Origen on the Deep Weird
As Jim Jordan has pointed out, you can’t read very far in Scripture without encountering something that makes you say, “Huh. I wonder what that‘s doing there.” You’re reading about Jacob wrestling with the Angel, which is strange enough, but you can handle it. And then you reach the end of the story and find out that because the Angel touched Jacob on the hip and caused his muscle to shrink, the children of Israel don’t eat the corresponding muscle on any animal they killed. “What’s that all about?” you ask. And if you start to think about it, it’s not long before you’re off into the deep weird.

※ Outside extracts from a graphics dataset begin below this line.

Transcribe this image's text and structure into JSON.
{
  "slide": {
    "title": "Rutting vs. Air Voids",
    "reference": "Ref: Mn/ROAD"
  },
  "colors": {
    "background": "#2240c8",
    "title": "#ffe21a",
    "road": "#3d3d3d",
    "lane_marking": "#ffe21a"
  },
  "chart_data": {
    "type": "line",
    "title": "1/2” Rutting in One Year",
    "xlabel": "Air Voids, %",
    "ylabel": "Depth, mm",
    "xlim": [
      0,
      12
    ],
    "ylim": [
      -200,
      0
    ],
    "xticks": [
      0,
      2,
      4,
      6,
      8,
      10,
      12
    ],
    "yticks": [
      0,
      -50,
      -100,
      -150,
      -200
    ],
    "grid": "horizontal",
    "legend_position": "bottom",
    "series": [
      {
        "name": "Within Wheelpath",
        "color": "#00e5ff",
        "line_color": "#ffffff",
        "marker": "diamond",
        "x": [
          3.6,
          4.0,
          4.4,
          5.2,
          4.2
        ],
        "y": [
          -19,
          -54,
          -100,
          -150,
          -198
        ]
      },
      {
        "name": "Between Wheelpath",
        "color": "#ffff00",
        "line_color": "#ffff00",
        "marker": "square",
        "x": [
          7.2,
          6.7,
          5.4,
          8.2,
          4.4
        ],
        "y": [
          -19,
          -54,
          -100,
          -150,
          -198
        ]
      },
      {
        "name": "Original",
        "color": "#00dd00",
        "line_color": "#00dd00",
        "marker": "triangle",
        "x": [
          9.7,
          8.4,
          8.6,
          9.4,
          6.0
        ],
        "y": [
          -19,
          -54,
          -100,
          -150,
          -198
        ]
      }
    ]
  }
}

Well, that’s nothing new. I learned today that Origen, in his ninth homily on Genesis, pointed this out as he talked about the wonders of God’s Word:
The further we progress in reading, the greater grows the accumulation of mysteries for us. And just as if someone should embark on the sea borne by a small boat, as long as he is near land he has little to fear. But, when he has advanced little by little into the deep and has begun to be lifted on high by the swelling waves or brought down to the depths by the same gaping waves then truly great fear and terror permeate his mind because he has entrusted a small craft to such immense waves. So also we seem to have suffered, who, small in merits and slight in ability, dare to enter so vast a sea of mysteries (cited in Peter Leithart, The Kingdom and the Power, p. xiv).
And that’s exactly how I feel as I preach my way through Genesis 1.